This is the name in Persian for a water channel dug underground at a precisely calculated angle of slope to bring water from a source usually under mountains or hills down to the arid land of the plains where people live. In effect, an underground aqueduct. They consist of a tunnel barely high enough for a bending man to pass, with regular vertical shafts used both in the construction process and for regular maintenance. The earliest known qanats date to around 2,700BC, and thousands are still in use today. The building of a qanat was a highly specialised process, since the gradient sometimes had to be worked out over a length of up to 50-70 kilometres, although most are much shorter than that. The long straight lines of excavated circles of earth around the vertical shafts are visible from the air, and were often one of the only features visible on domestic flights over the south-east of Iran. They stretch across the desert landscape at regular intervals of about fifty metres. The main well at the head, artificially created from an underground spring, can be up to 300 metres underground. It was therefore expensive and difficult to build a qanat, and was often carried out as an investment by landlords, who could then sell the water. For the specialised labourers who dug and maintained tunnels and shafts, known as muqannis, it could be dangerous work - when tunnel roofs collapsed for example.

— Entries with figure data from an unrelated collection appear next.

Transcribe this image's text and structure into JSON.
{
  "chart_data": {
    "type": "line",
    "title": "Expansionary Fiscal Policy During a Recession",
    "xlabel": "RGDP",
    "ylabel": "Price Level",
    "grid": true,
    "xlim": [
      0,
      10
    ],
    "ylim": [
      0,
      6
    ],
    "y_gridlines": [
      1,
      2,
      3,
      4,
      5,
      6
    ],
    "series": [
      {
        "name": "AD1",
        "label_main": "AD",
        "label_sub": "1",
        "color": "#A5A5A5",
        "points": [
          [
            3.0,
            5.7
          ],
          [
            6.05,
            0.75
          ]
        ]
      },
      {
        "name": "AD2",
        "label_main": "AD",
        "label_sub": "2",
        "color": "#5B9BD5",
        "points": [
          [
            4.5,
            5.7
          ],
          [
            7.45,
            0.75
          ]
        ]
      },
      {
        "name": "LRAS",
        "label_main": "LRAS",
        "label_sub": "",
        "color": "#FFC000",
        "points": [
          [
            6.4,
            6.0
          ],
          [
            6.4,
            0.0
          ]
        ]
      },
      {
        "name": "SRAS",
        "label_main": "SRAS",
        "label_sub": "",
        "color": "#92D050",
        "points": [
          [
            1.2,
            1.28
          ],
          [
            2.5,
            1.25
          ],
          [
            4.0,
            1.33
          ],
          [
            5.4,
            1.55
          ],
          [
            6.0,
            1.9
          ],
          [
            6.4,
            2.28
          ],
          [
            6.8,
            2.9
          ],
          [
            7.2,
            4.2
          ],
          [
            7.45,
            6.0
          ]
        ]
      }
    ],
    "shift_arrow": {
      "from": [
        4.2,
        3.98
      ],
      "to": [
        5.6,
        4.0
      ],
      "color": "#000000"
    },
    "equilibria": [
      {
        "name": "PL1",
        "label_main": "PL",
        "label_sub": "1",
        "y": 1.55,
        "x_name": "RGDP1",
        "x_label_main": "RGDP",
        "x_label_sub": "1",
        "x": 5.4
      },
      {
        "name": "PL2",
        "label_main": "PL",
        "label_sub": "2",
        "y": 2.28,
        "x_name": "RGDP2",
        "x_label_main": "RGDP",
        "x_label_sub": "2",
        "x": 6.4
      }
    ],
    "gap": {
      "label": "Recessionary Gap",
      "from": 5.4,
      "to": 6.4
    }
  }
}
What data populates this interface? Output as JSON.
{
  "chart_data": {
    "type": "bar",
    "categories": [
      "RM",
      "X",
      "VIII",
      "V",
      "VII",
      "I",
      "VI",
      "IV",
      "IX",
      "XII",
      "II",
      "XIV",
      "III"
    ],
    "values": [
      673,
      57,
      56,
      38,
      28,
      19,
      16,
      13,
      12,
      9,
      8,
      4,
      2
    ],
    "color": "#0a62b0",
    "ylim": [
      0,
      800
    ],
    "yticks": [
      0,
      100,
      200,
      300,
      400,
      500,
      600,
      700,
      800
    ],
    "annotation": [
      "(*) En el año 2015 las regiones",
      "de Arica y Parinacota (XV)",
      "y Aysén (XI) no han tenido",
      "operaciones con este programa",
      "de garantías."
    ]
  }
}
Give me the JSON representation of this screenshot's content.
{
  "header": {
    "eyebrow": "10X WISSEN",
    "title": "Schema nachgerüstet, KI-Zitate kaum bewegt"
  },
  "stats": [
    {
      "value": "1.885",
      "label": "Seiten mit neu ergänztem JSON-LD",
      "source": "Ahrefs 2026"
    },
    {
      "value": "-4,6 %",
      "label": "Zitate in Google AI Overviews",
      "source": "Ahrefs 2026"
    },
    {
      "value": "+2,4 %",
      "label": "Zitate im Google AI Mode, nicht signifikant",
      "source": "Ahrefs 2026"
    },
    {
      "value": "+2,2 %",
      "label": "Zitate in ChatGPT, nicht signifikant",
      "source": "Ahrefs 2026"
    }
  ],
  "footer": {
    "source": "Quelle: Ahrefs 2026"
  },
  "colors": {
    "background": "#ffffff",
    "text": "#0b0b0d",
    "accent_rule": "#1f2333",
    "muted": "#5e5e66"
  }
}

Since the water never comes to the surface until the end of the qanat there was obviously not much evaporation even in the summer months when temperatures in south-eastern Iran reach into the mid- and upper-40s centigrade.

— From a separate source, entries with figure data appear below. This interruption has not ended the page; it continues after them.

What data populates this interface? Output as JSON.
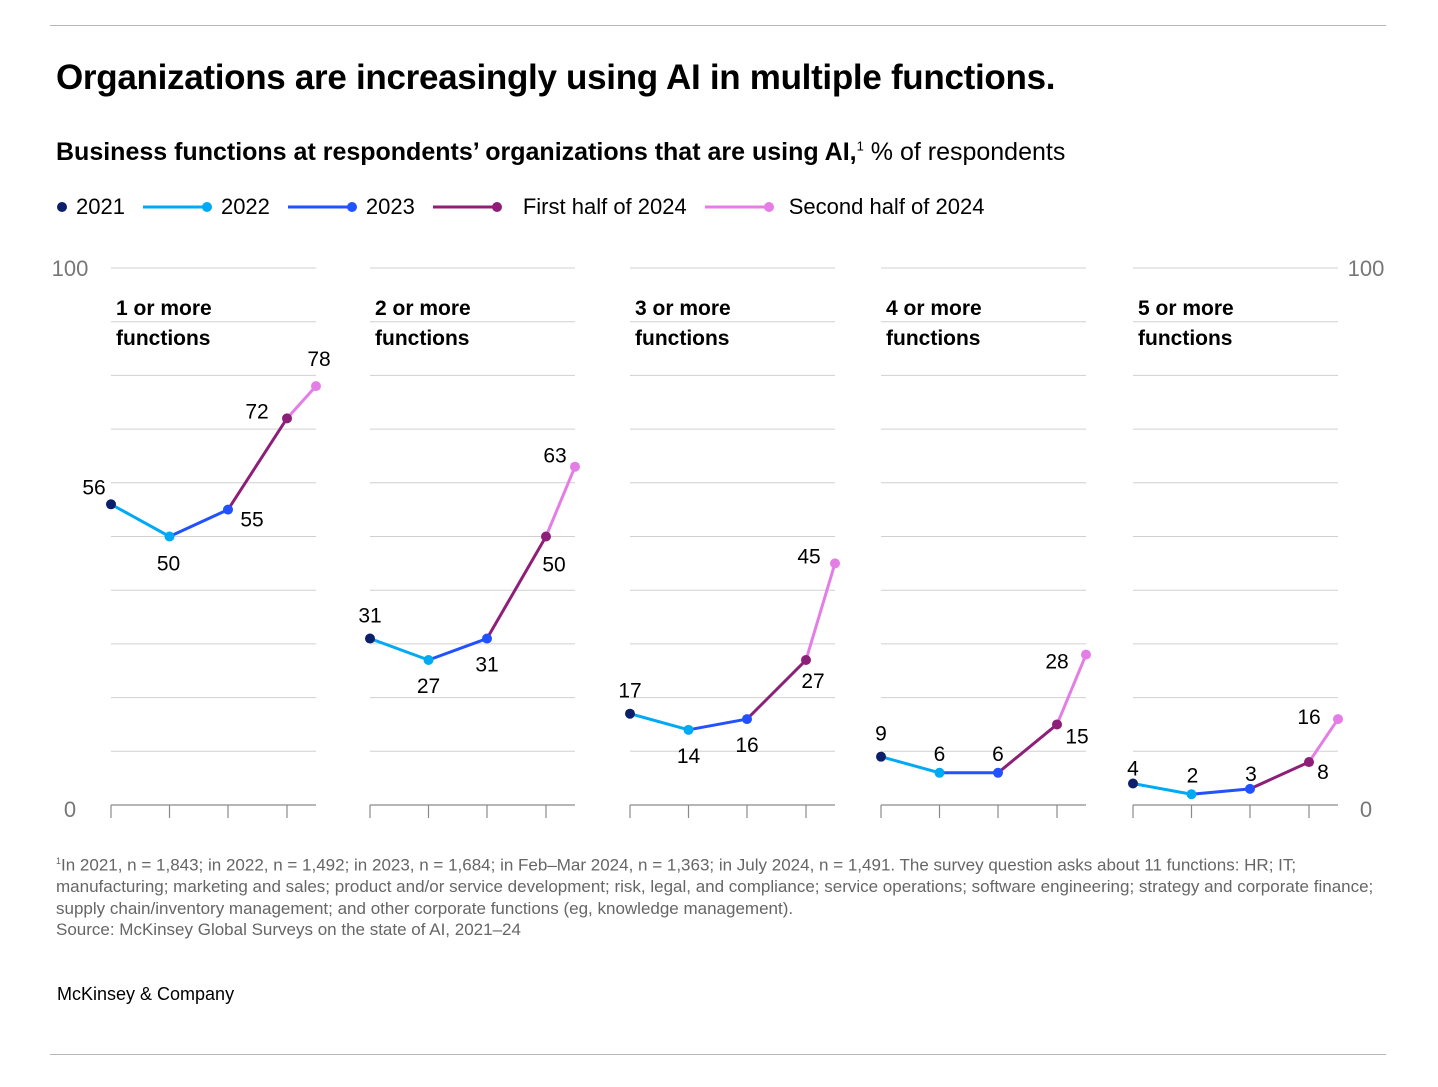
{
  "title": "Organizations are increasingly using AI in multiple functions.",
  "subtitle": {
    "bold": "Business functions at respondents’ organizations that are using AI,",
    "sup": "1",
    "unit": " % of respondents"
  },
  "legend": [
    {
      "label": "2021",
      "color": "#0b1f6b",
      "marker_only": true
    },
    {
      "label": "2022",
      "color": "#00a9f4"
    },
    {
      "label": "2023",
      "color": "#2251ff"
    },
    {
      "label": "First half of 2024",
      "color": "#8e1f79"
    },
    {
      "label": "Second half of 2024",
      "color": "#e47ee6"
    }
  ],
  "chart_data": {
    "type": "line",
    "ylim": [
      0,
      100
    ],
    "y_ticks_labeled": [
      "0",
      "100"
    ],
    "grid": true,
    "legend_placement": "top",
    "periods": [
      "2021",
      "2022",
      "2023",
      "First half of 2024",
      "Second half of 2024"
    ],
    "panels": [
      {
        "title": [
          "1 or more",
          "functions"
        ],
        "values": [
          56,
          50,
          55,
          72,
          78
        ]
      },
      {
        "title": [
          "2 or more",
          "functions"
        ],
        "values": [
          31,
          27,
          31,
          50,
          63
        ]
      },
      {
        "title": [
          "3 or more",
          "functions"
        ],
        "values": [
          17,
          14,
          16,
          27,
          45
        ]
      },
      {
        "title": [
          "4 or more",
          "functions"
        ],
        "values": [
          9,
          6,
          6,
          15,
          28
        ]
      },
      {
        "title": [
          "5 or more",
          "functions"
        ],
        "values": [
          4,
          2,
          3,
          8,
          16
        ]
      }
    ]
  },
  "footnote": {
    "sup": "1",
    "text": "In 2021, n = 1,843; in 2022, n = 1,492; in 2023, n = 1,684; in Feb–Mar 2024, n = 1,363; in July 2024, n = 1,491. The survey question asks about 11 functions: HR; IT; manufacturing; marketing and sales; product and/or service development; risk, legal, and compliance; service operations; software engineering; strategy and corporate finance; supply chain/inventory management; and other corporate functions (eg, knowledge management).",
    "source": "Source: McKinsey Global Surveys on the state of AI, 2021–24"
  },
  "brand": "McKinsey & Company"
}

This expertise was exported to several neighbouring countries, and I now know that the Turpan water system in Xinjiang - where the qanat is known as a karez - was probably introduced by Persian experts during Tang times. In this case, water originating in the Tian Shan Mountains was brought down to supply the needs of Silk Road caravans and travellers on the rim of the Taklaman Desert.

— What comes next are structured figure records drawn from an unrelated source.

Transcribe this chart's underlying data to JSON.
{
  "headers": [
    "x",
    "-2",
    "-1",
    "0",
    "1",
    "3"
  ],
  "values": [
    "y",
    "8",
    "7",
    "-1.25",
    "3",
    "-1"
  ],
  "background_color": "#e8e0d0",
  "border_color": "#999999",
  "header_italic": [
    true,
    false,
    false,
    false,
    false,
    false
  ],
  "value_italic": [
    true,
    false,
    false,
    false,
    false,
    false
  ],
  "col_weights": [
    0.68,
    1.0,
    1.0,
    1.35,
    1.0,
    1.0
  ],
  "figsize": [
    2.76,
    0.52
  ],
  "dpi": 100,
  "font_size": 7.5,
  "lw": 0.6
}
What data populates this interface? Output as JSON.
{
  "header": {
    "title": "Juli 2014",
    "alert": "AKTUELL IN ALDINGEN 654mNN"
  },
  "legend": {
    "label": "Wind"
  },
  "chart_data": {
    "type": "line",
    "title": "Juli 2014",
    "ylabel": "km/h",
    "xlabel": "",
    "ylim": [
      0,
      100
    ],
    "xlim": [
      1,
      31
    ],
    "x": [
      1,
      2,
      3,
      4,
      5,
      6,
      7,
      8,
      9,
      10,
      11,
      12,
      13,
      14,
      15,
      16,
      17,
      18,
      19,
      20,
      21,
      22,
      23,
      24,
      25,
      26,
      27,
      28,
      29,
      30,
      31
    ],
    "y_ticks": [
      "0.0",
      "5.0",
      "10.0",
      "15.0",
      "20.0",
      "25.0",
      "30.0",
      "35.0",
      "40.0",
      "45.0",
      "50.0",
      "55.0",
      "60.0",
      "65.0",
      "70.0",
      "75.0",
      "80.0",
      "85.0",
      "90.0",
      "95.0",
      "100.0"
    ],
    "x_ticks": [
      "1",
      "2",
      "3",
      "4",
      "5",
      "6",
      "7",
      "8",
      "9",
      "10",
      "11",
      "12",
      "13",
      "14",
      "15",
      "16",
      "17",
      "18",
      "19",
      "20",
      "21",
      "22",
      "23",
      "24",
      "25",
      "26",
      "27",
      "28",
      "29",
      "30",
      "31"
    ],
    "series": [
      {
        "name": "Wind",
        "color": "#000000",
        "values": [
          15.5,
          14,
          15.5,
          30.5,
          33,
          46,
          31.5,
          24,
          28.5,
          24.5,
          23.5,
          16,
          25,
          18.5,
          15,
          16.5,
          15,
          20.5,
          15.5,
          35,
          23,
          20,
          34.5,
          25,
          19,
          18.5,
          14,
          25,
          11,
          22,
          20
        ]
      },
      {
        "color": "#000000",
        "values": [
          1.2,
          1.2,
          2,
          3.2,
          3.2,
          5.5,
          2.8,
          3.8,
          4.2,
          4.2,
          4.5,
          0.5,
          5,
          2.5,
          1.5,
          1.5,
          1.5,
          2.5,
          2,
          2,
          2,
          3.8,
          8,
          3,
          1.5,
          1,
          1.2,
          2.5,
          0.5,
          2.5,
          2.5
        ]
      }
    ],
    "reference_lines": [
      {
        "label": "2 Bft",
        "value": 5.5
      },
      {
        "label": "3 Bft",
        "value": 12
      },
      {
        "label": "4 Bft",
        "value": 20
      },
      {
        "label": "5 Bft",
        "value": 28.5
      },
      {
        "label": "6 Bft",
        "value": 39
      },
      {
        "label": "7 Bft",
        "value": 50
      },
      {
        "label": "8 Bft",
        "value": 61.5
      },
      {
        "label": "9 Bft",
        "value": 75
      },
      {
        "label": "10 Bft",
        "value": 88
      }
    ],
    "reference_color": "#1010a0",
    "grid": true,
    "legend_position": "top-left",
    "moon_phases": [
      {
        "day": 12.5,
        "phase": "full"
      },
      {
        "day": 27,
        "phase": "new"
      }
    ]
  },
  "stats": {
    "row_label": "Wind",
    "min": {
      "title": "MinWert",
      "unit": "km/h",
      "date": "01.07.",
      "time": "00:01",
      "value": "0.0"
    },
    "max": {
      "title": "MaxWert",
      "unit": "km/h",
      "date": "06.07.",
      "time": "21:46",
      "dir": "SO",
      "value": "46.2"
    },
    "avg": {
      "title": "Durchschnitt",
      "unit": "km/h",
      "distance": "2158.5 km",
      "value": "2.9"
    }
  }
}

These photographs were taken in 1978 near Kerman, in south-eastern Iran: in the first, looking across the arid landscape the circular mole-like heaps of excavated earth, or miniature bomb craters, mark the opening of a vertical shaft and illustrate the direction of the qanat down to the village whose single-storey houses can be seen on the horizon; the second photo shows the opening of the qanat in the village at ground level, where the crystal-clear water could then be collected for household use, and switched through gates and dams into irrigation channels for agricultural use as needed.